Eighty-one random people were surveyed about the time it takes to commute to work in the morning. The standard deviation of the simple random sample is 2.3 minutes. The test statistic for the sample is 105.8. Find the critical values, using a significance level of 0.10, needed to test a claim that the standard deviation of all commute times is equal to 2.0 minutes. State the initial conclusion.

A) 60.391 and 101.879; because the test statistic is in the critical region, the test rejects the null hypothesis.
B) 60.391 and 101.879; because the test statistic is outside of the critical region, the test fails to reject the null hypothesis.
C) 69.126 and 113.145; because the test statistic is in the critical region, the test rejects the null hypothesis.
D) 69.126 and 113.145; because the test statistic is in the critical region, the test fails to reject the null hypothesis.

1 answer

To determine the critical values and make a conclusion about the hypothesis test regarding the standard deviation of commute times, we start by identifying the appropriate test and critical values given the significance level.

Hypothesis Test

We are testing the following hypotheses:

  • Null Hypothesis \( H_0: \sigma = 2.0 \) (the population standard deviation is equal to 2.0 minutes)
  • Alternative Hypothesis \( H_a: \sigma \neq 2.0 \) (the population standard deviation is not equal to 2.0 minutes)

Sample Statistics

  • Sample size \( n = 81 \)
  • Sample standard deviation \( s = 2.3 \)
  • Test statistic \( \chi^2 = 105.8 \)
  • Significance level \( \alpha = 0.10 \)

Degrees of Freedom

The degrees of freedom for the chi-square test is:
\[ df = n - 1 = 81 - 1 = 80 \]

Critical Values

For a two-tailed test with \( \alpha = 0.10 \), we split the significance level into two tails: each tail has \( \alpha/2 = 0.05 \).
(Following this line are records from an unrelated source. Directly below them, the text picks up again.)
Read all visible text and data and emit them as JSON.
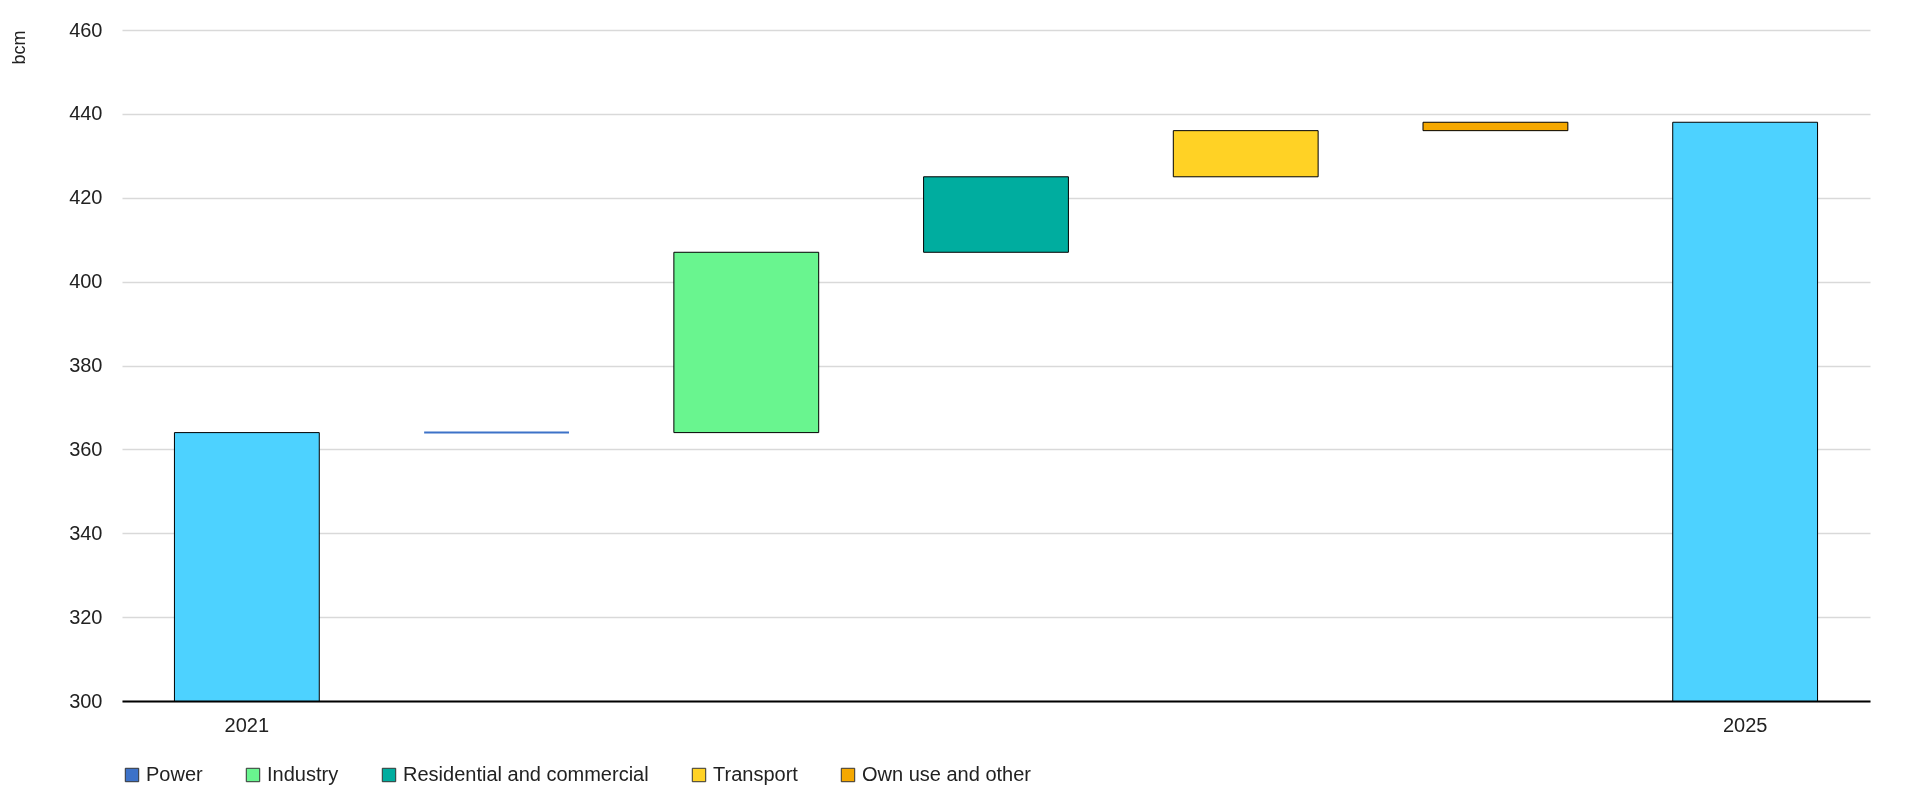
{
  "chart_data": {
    "type": "bar",
    "ylabel": "bcm",
    "categories": [
      "2021",
      null,
      null,
      null,
      null,
      null,
      "2025"
    ],
    "series": [
      {
        "color": "#4dd2ff",
        "values": [
          364,
          null,
          null,
          null,
          null,
          null,
          438
        ]
      },
      {
        "name": "Power",
        "color": "#3d72c8",
        "values": [
          null,
          0,
          null,
          null,
          null,
          null,
          null
        ],
        "base": [
          null,
          364,
          null,
          null,
          null,
          null,
          null
        ]
      },
      {
        "name": "Industry",
        "color": "#69f58f",
        "values": [
          null,
          null,
          43,
          null,
          null,
          null,
          null
        ],
        "base": [
          null,
          null,
          364,
          null,
          null,
          null,
          null
        ]
      },
      {
        "name": "Residential and commercial",
        "color": "#00ad9f",
        "values": [
          null,
          null,
          null,
          18,
          null,
          null,
          null
        ],
        "base": [
          null,
          null,
          null,
          407,
          null,
          null,
          null
        ]
      },
      {
        "name": "Transport",
        "color": "#ffd225",
        "values": [
          null,
          null,
          null,
          null,
          11,
          null,
          null
        ],
        "base": [
          null,
          null,
          null,
          null,
          425,
          null,
          null
        ]
      },
      {
        "name": "Own use and other",
        "color": "#f5a800",
        "values": [
          null,
          null,
          null,
          null,
          null,
          2,
          null
        ],
        "base": [
          null,
          null,
          null,
          null,
          null,
          436,
          null
        ]
      }
    ],
    "ylim": [
      300,
      460
    ],
    "yticks": [
      300,
      320,
      340,
      360,
      380,
      400,
      420,
      440,
      460
    ],
    "grid": "y",
    "legend": "bottom"
  }
}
We need to find the critical chi-square values for \( \alpha = 0.05 \) in both tails with 80 degrees of freedom.

Using a chi-square table or calculator:

  • The critical value for \( \chi^2_{0.05, 80} \) (the upper critical value) is approximately \( 113.145 \).
  • The critical value for \( \chi^2_{0.95, 80} \) (the lower critical value) is approximately \( 69.126 \).

Conclusion

The critical values are:

  • Lower Critical Value: 69.126
  • Upper Critical Value: 113.145

Now, we check the test statistic:

  • Test Statistic: \( 105.8 \)

Since \( 69.126 < 105.8 < 113.145 \), the test statistic falls within the acceptance region (i.e., it is not in the critical region).

Final Statement

Thus, because the test statistic is outside of the critical region, we fail to reject the null hypothesis.

Correct Answer:

B) 69.126 and 113.145; because the test statistic is outside of the critical region, the test fails to reject the null hypothesis.